The influence of human genetic variation on early transcriptional responses and protective immunity following immunization with Rotarix vaccine in infants in Ho Chi Minh City in Vietnam: A study protocol for an open single-arm interventional trial
de Alwis R., My Phuc T., Yu Hang Bai B., Le Thi Quynh N., Thi Thanh Tam P., Thi Ngoc Dung T., Thi Thanh Nhan N., Vinh C., Van Hien H., Thanh Hoang Nhat L., Thi Thu Hong N., Thi Mong Tuyen N., Thi Thuy Trang H., Phuong Thao L., Thi Ngoc Diep V., Thi Hai Chau P., Quan Thinh L., Thi Ngoc Thu H., Nguyet Hang N., Cong Danh M., Doan Hao T., Anh Dao T., Dai L., Thi Huyen Diu V., Thi En N., Thi Tuyet Hanh N., Thi Hanh L., Pham Thu Hien H., Thi Thuy Linh N., Darton TC., Thwaites GE., Kestelyn E., Lan Vi L., Thi Thuy Tien B., Thi Diem Tuyet H., Anderson C., Baker S.
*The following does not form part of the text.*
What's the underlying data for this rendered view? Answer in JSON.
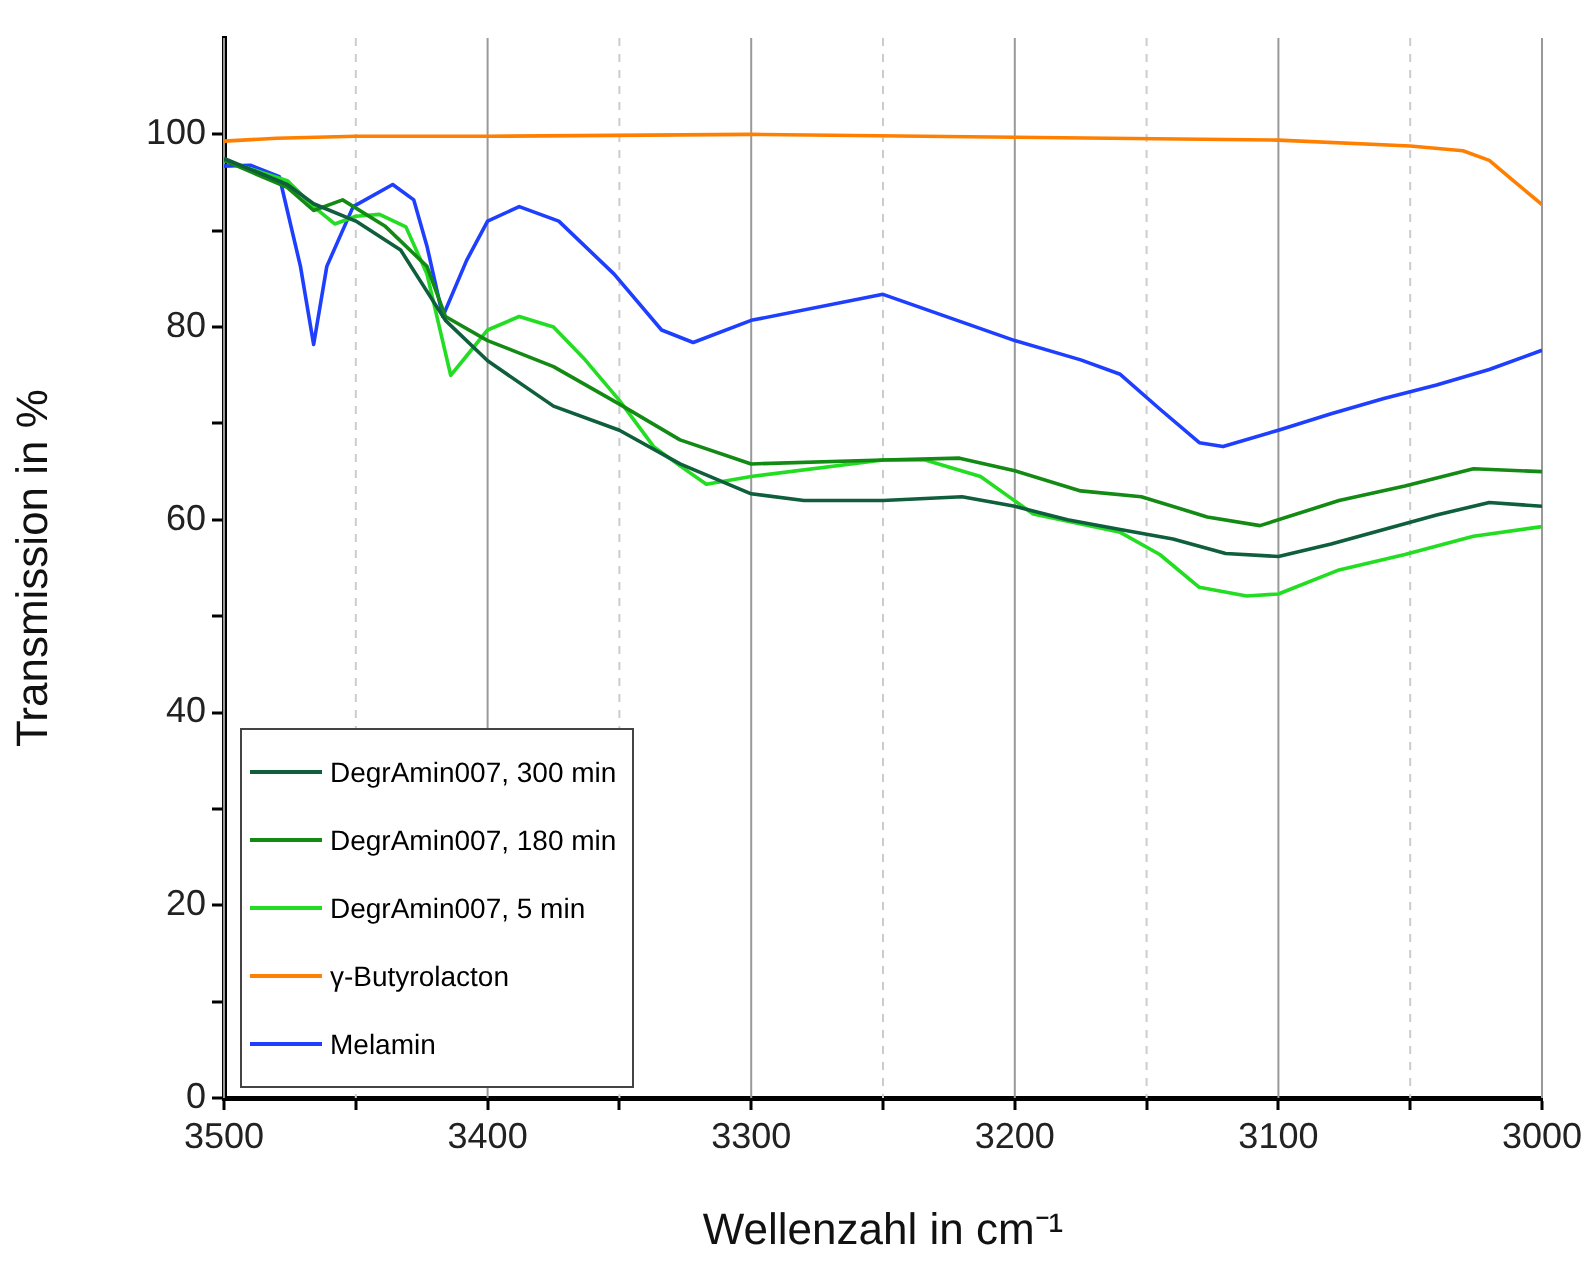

Background: Rotavirus (RoV) remains the leading cause of acute gastroenteritis in infants and children aged under five years in both high- and low-middle-income countries (LMICs). In LMICs, RoV infections are associated with substantial mortality. Two RoV vaccines (Rotarix and Rotateq) are widely available for use in infants, both of which have been shown to be highly efficacious in Europe and North America. However, for unknown reasons, these RoV vaccines have markedly lower efficacy in LMICs. We hypothesize that poor RoV vaccine efficacy across in certain regions may be associated with genetic heritability or gene expression in the human host. Methods/design: We designed an open-label single-arm interventional trial with the Rotarix RoV vaccine to identify genetic and transcriptomic markers associated with generating a protective immune response against RoV. Overall, 1,000 infants will be recruited prior to Expanded Program on Immunization (EPI) vaccinations at two months of age and vaccinated with oral Rotarix vaccine at two and three months, after which the infants will be followed-up for diarrheal disease until 18 months of age. Blood sampling for genetics, transcriptomics, and immunological analysis will be conducted before each Rotarix vaccination, 2-3 days post-vaccination, and at each follow-up visit (i.e. 6, 12 and 18 months of age). Stool samples will be collected during each diarrheal episode to identify RoV infection. The primary outcome will be Rotarix vaccine failure events (i.e. symptomatic RoV infection despite vaccination), secondary outcomes will be antibody responses and genotypic characterization of the infection virus in Rotarix failure events. Discussion: This study will be the largest and best powered study of its kind to be conducted to date in infants, and will be critical for our understanding of RoV immunity, human genetics in the Vietnam population, and mechanisms determining RoV vaccine-mediated protection. Registration: ClinicalTrials.gov, ID: NCT03587389. Registered on 16 July 2018.